THURSDAY 10 JUNE GREENOUGH
After breakfast, it was back into Geraldton again, so John could do a tour of the cray fishing factory that he’d found out about yesterday. I did not want to do it – would feel too sorry for the crayfish!
John said the tour was great and he learned a lot about the Geraldton based industry. He also bought two crays – cooked! They would be for tea tomorrow, as I had prawns for tonight.
Whilst in a “tourist” frame of mind, drove across town to view the memorial to the “Sydney”. This was an Australian battleship that was sunk in late 1941, by the German vessel “Kormoran”, off the coast of this part of WA. Geraldton was the last Australian port the “Sydney” visited, before being lost at sea. Plans for this memorial took shape in the 1990’s, and it was dedicated in 2001 – on the 60th anniversary of the Sydney’s loss.
The memorial was most impressive. To begin with, it was high on a hill – Mt Scott – overlooking the town and the sea. Its central feature was a dome shape, made up of an open weave pattern of silver seagulls – 645 of them, to represent the 645 men lost on the Sydney. In older times, it was believed that the souls of drowned sailors lived on in seagulls, hence the symbolism.
Apart from the dome, there was a very evocative sculpture of a woman waiting, looking out to sea.

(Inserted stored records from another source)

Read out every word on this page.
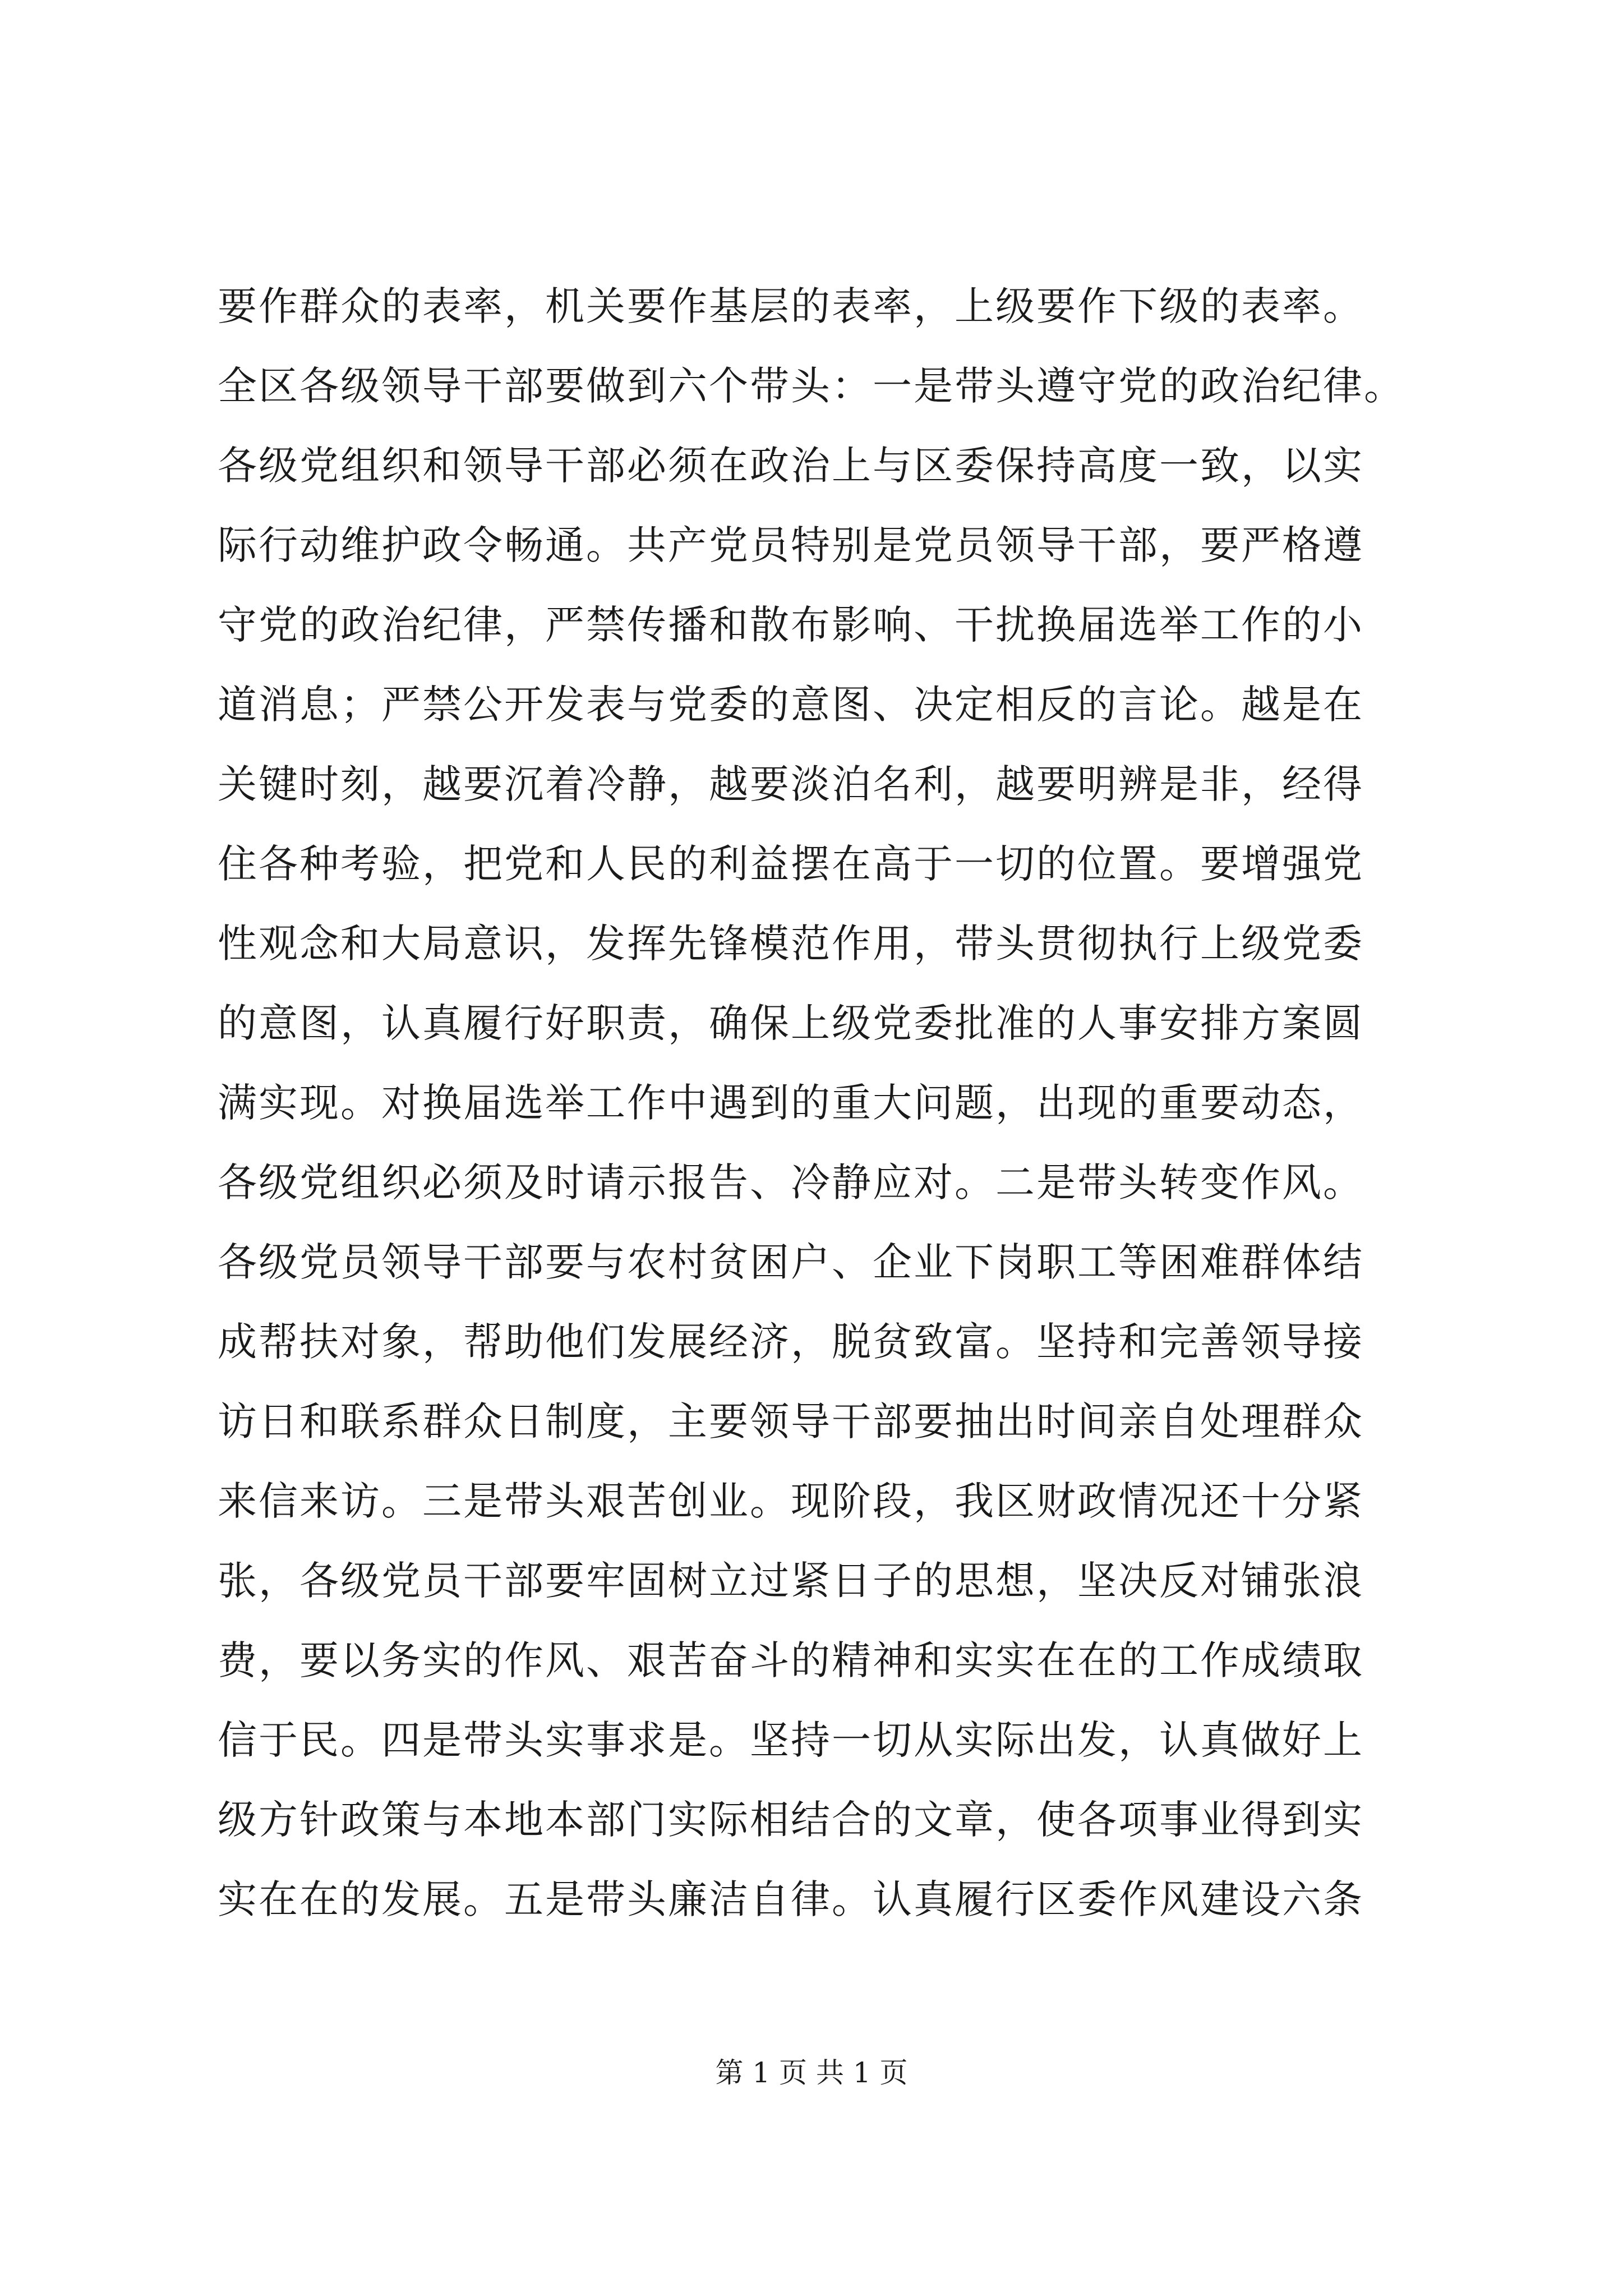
要作群众的表率，机关要作基层的表率，上级要作下级的表率。
全区各级领导干部要做到六个带头：一是带头遵守党的政治纪律。
各级党组织和领导干部必须在政治上与区委保持高度一致，以实
际行动维护政令畅通。共产党员特别是党员领导干部，要严格遵
守党的政治纪律，严禁传播和散布影响、干扰换届选举工作的小
道消息；严禁公开发表与党委的意图、决定相反的言论。越是在
关键时刻，越要沉着冷静，越要淡泊名利，越要明辨是非，经得
住各种考验，把党和人民的利益摆在高于一切的位置。要增强党
性观念和大局意识，发挥先锋模范作用，带头贯彻执行上级党委
的意图，认真履行好职责，确保上级党委批准的人事安排方案圆
满实现。对换届选举工作中遇到的重大问题，出现的重要动态，
各级党组织必须及时请示报告、冷静应对。二是带头转变作风。
各级党员领导干部要与农村贫困户、企业下岗职工等困难群体结
成帮扶对象，帮助他们发展经济，脱贫致富。坚持和完善领导接
访日和联系群众日制度，主要领导干部要抽出时间亲自处理群众
来信来访。三是带头艰苦创业。现阶段，我区财政情况还十分紧
张，各级党员干部要牢固树立过紧日子的思想，坚决反对铺张浪
费，要以务实的作风、艰苦奋斗的精神和实实在在的工作成绩取
信于民。四是带头实事求是。坚持一切从实际出发，认真做好上
级方针政策与本地本部门实际相结合的文章，使各项事业得到实
实在在的发展。五是带头廉洁自律。认真履行区委作风建设六条
第 1 页 共 1 页
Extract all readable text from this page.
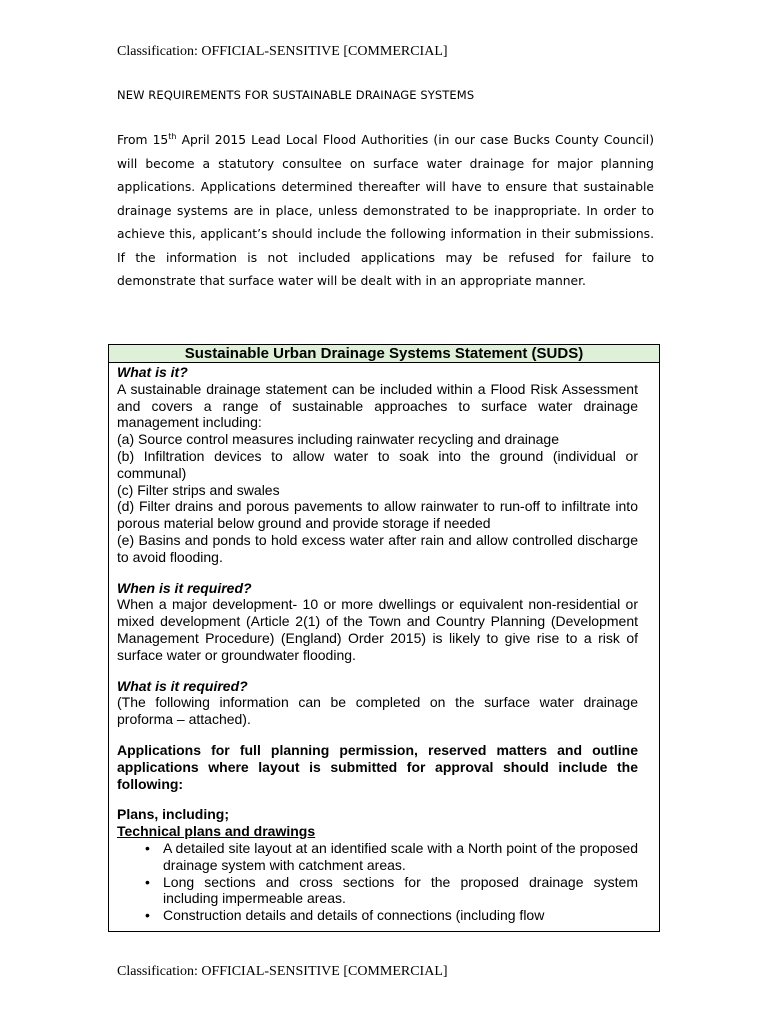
Classification: OFFICIAL-SENSITIVE [COMMERCIAL]
NEW REQUIREMENTS FOR SUSTAINABLE DRAINAGE SYSTEMS
From 15th April 2015 Lead Local Flood Authorities (in our case Bucks County Council) will become a statutory consultee on surface water drainage for major planning applications. Applications determined thereafter will have to ensure that sustainable drainage systems are in place, unless demonstrated to be inappropriate. In order to achieve this, applicant’s should include the following information in their submissions. If the information is not included applications may be refused for failure to demonstrate that surface water will be dealt with in an appropriate manner.
Sustainable Urban Drainage Systems Statement (SUDS)

What is it?

A sustainable drainage statement can be included within a Flood Risk Assessment and covers a range of sustainable approaches to surface water drainage management including:

(a) Source control measures including rainwater recycling and drainage

(b) Infiltration devices to allow water to soak into the ground (individual or communal)

(c) Filter strips and swales

(d) Filter drains and porous pavements to allow rainwater to run-off to infiltrate into porous material below ground and provide storage if needed

(e) Basins and ponds to hold excess water after rain and allow controlled discharge to avoid flooding.

When is it required?

When a major development- 10 or more dwellings or equivalent non-residential or mixed development (Article 2(1) of the Town and Country Planning (Development Management Procedure) (England) Order 2015) is likely to give rise to a risk of surface water or groundwater flooding.

What is it required?

(The following information can be completed on the surface water drainage proforma – attached).

Applications for full planning permission, reserved matters and outline applications where layout is submitted for approval should include the following:

Plans, including;

Technical plans and drawings

• A detailed site layout at an identified scale with a North point of the proposed drainage system with catchment areas.
• Long sections and cross sections for the proposed drainage system including impermeable areas.
• Construction details and details of connections (including flow
Classification: OFFICIAL-SENSITIVE [COMMERCIAL]
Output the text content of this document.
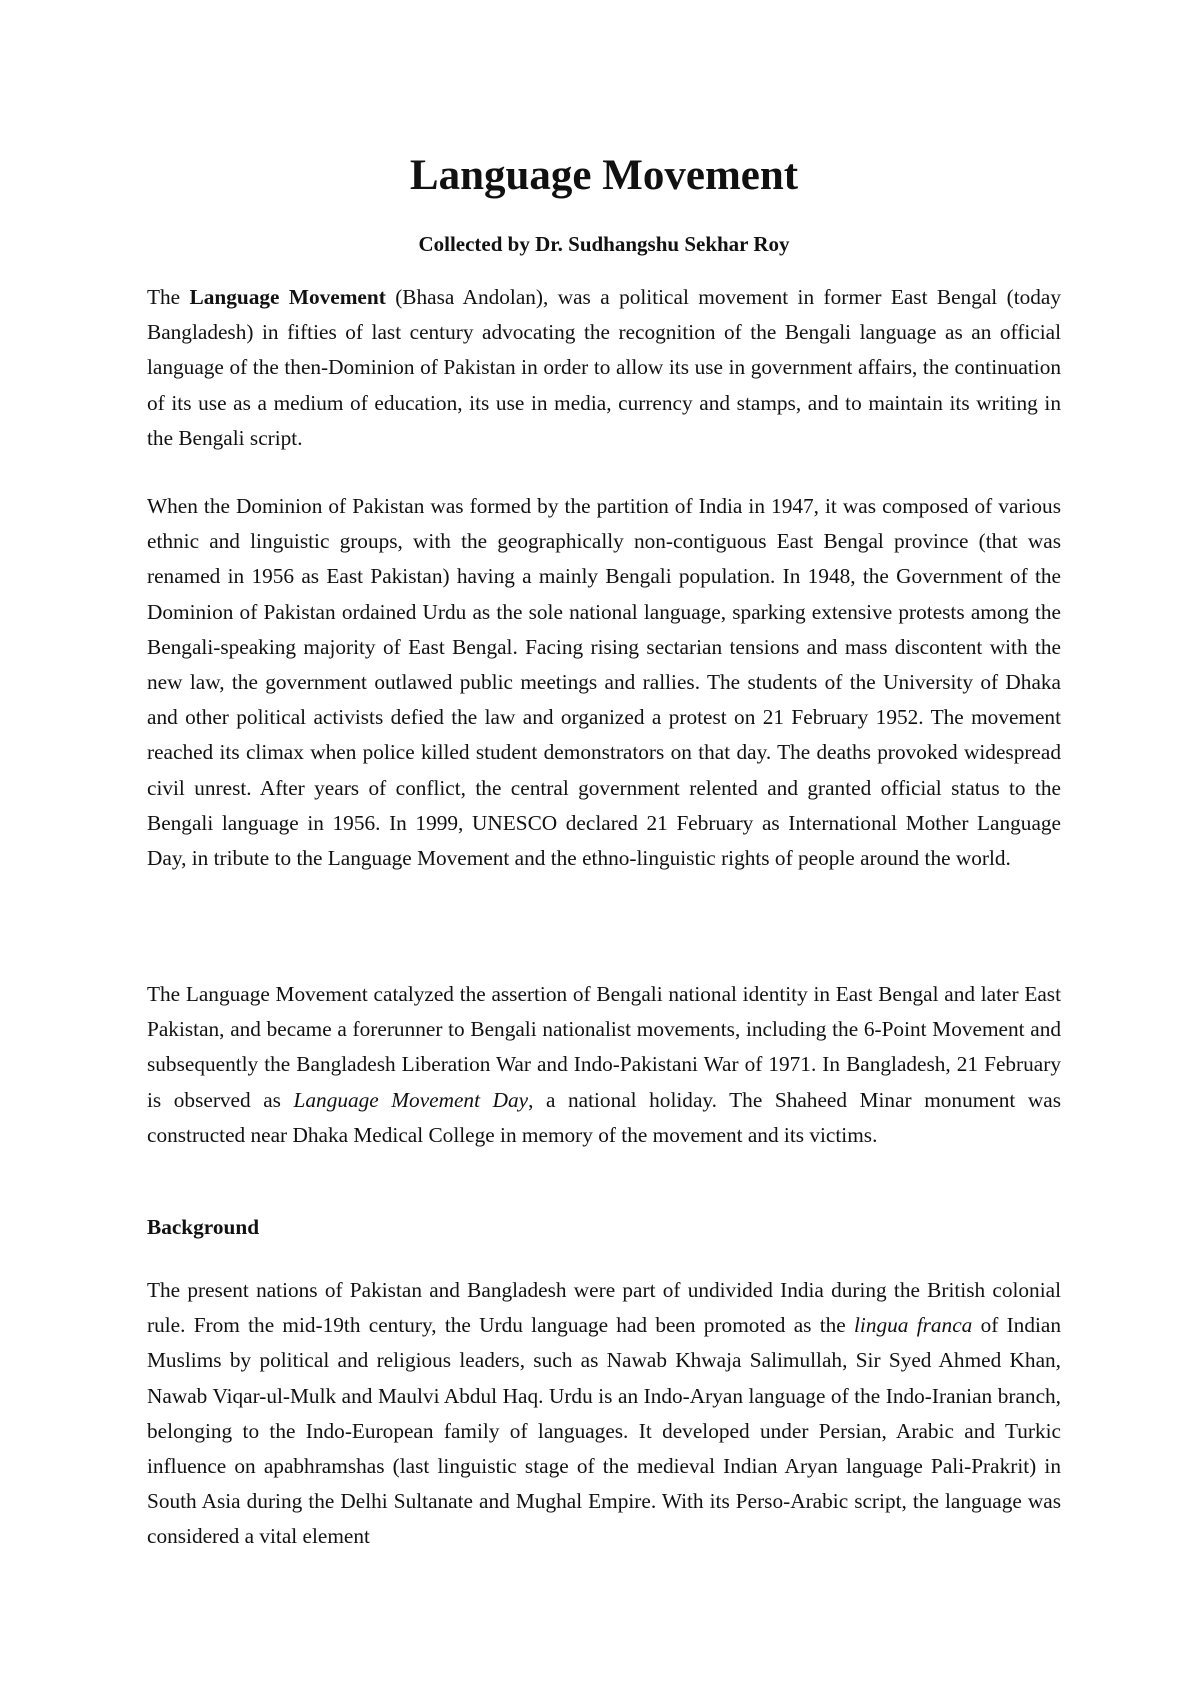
Language Movement

Collected by Dr. Sudhangshu Sekhar Roy

The Language Movement (Bhasa Andolan), was a political movement in former East Bengal (today Bangladesh) in fifties of last century advocating the recognition of the Bengali language as an official language of the then-Dominion of Pakistan in order to allow its use in government affairs, the continuation of its use as a medium of education, its use in media, currency and stamps, and to maintain its writing in the Bengali script.

When the Dominion of Pakistan was formed by the partition of India in 1947, it was composed of various ethnic and linguistic groups, with the geographically non-contiguous East Bengal province (that was renamed in 1956 as East Pakistan) having a mainly Bengali population. In 1948, the Government of the Dominion of Pakistan ordained Urdu as the sole national language, sparking extensive protests among the Bengali-speaking majority of East Bengal. Facing rising sectarian tensions and mass discontent with the new law, the government outlawed public meetings and rallies. The students of the University of Dhaka and other political activists defied the law and organized a protest on 21 February 1952. The movement reached its climax when police killed student demonstrators on that day. The deaths provoked widespread civil unrest. After years of conflict, the central government relented and granted official status to the Bengali language in 1956. In 1999, UNESCO declared 21 February as International Mother Language Day, in tribute to the Language Movement and the ethno-linguistic rights of people around the world.

The Language Movement catalyzed the assertion of Bengali national identity in East Bengal and later East Pakistan, and became a forerunner to Bengali nationalist movements, including the 6-Point Movement and subsequently the Bangladesh Liberation War and Indo-Pakistani War of 1971. In Bangladesh, 21 February is observed as Language Movement Day, a national holiday. The Shaheed Minar monument was constructed near Dhaka Medical College in memory of the movement and its victims.

Background

The present nations of Pakistan and Bangladesh were part of undivided India during the British colonial rule. From the mid-19th century, the Urdu language had been promoted as the lingua franca of Indian Muslims by political and religious leaders, such as Nawab Khwaja Salimullah, Sir Syed Ahmed Khan, Nawab Viqar-ul-Mulk and Maulvi Abdul Haq. Urdu is an Indo-Aryan language of the Indo-Iranian branch, belonging to the Indo-European family of languages. It developed under Persian, Arabic and Turkic influence on apabhramshas (last linguistic stage of the medieval Indian Aryan language Pali-Prakrit) in South Asia during the Delhi Sultanate and Mughal Empire. With its Perso-Arabic script, the language was considered a vital element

The intent of this was obvious.
I was very glad that we had made the effort to at least see this place, even if we hadn’t done much else around here.
After lunch back at the van, drove to the Greenough Woodworks Gallery. We were not particularly impressed with what was on show there. I thought John’s work was as good as what we saw there – whereas in the galleries we visited down in the south-west, there was much that was clearly better than he could do.
I made honey prawns for tea – excellent.